892人浏览 · 2025-02-21 09:49:17

IT从业者张某某 · 2025-02-21 09:49:17 发布

参考

带你认识本地大语言模型框架Ollama

背景

DeepSeek现在流行度正盛，今年的机器学习就用他作为一个开端，开整。
本文是基于百度aistudio的在线课程《DeepSeek从云端模型部署到应用开发》。
在这里插入图片描述

DeepSeek整合RAG

Ollama对内存的需求

Ollama理论上不刚需显存，只需要有足够的内存（RAM），基础版环境刚好卡到门槛，但是为了优化使用体验，建议通过V100 16GB启动项目，而且每日运行项目就送8算力点!!!

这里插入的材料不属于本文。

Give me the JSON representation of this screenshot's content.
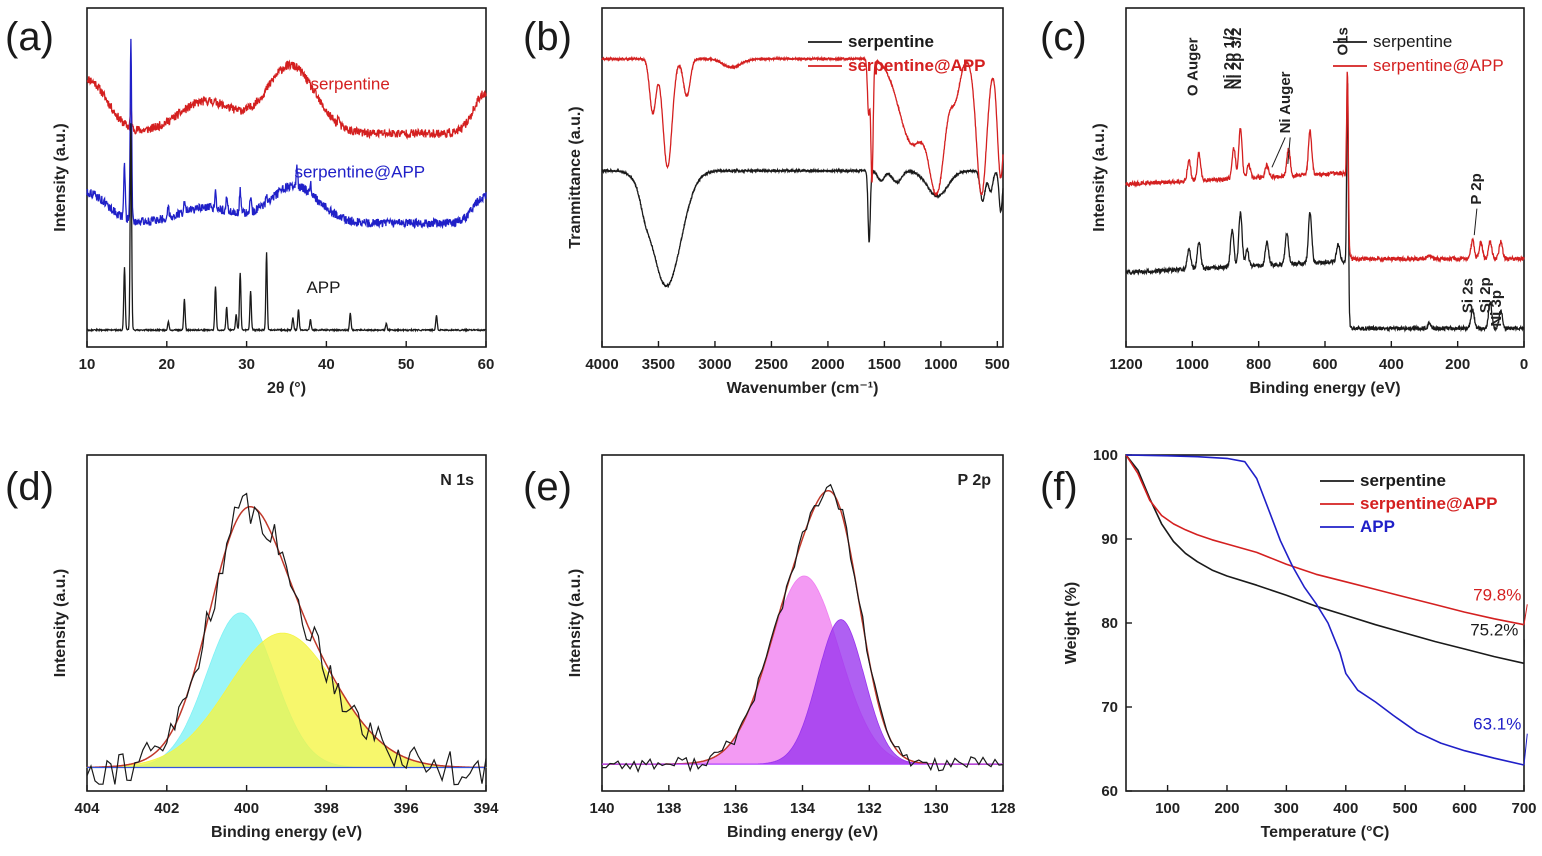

关于Ollama对内存的要求： You should have at least 8 GB of RAM available to run the 7B models, 16 GB to run the 13B models, and 32 GB to run the 33B models.
翻译：7B 模型最少要 8GB 内存，13B 模型最少要 16GB 内存，33B 模型最少要 32GB内存。

大模型中的关键技术

2024 年，LLM见证了越来越多的专业化。除了预训练和微调之外，我们还见证了从 RAG 到代码助手的专用应用兴起。我预计这一趋势将在 2025 年加速，对领域和应用特定优化（即“专业化”）的重视程度将更高。

2025年DeepSeek又一次震动全球AI圈。
2024年12月，DeepSeek推出的DeepSeek-V3在全球AI领域掀起了巨大的波澜，它以极低的训练成本，实现了与GPT-4o和Claude Sonnet 3.5等顶尖大模型相平美的性能。
和上次不同的是，这次推出的新模型DeepSeek-R1不仅成本低，在推理能力上更是有了大幅提升，最致命的是，它是一个开源模型。

可深入挖掘的技术点

DeepSeek-R1的涌现能力和推理能力
DeepSeek团队构建和改进推理模型的4种主要方法：

1）推理时间扩展，
2）纯强化学习（only RL），
3）监督微调+强化学习（SFT+RL），
4）纯监督微调+蒸馏（SFT+Distil）

通过本项目，你可以完成RAG + Agent实战，通过Ollama+LllamaIndex构建一个RAG Agent，完成本项目前，需要先了解前文完成的几个内容。

通过Ollama本地部署属于你自己的大模型（前文已经完成 DeepSeek从云端模型部署到应用开发-02-ollama+deepseekr1本地部署）。
通过OpenAI库调用1.中部署的大模型(前文已经完成 DeepSeek从云端模型部署到应用开发-01-社区内一键部署DeepSeek)。
为1.中的大模型接入可视化界面(前文已经完成 DeepSeek从云端模型部署到应用开发-02-ollama+deepseekr1本地部署。

那么，马上开始！

Ollama 快速部署大模型¶

先来记录一些 Ollama 相关的快链：

官网地址： https://ollama.com/
模型仓库： https://ollama.com/library
项目地址：https://github.com/ollama/ollama/

一句话介绍Ollama ：Ollama是一个基于 Go 语言开发的简单易用的本地大语言模型运行框架。

更多信息可以参考这篇博文：带你认识本地大语言模型框架Ollama

项目提供的是deepseek-r1的7B的Q4_K_M的量化版本，大家可以根据需要自行更换参数量。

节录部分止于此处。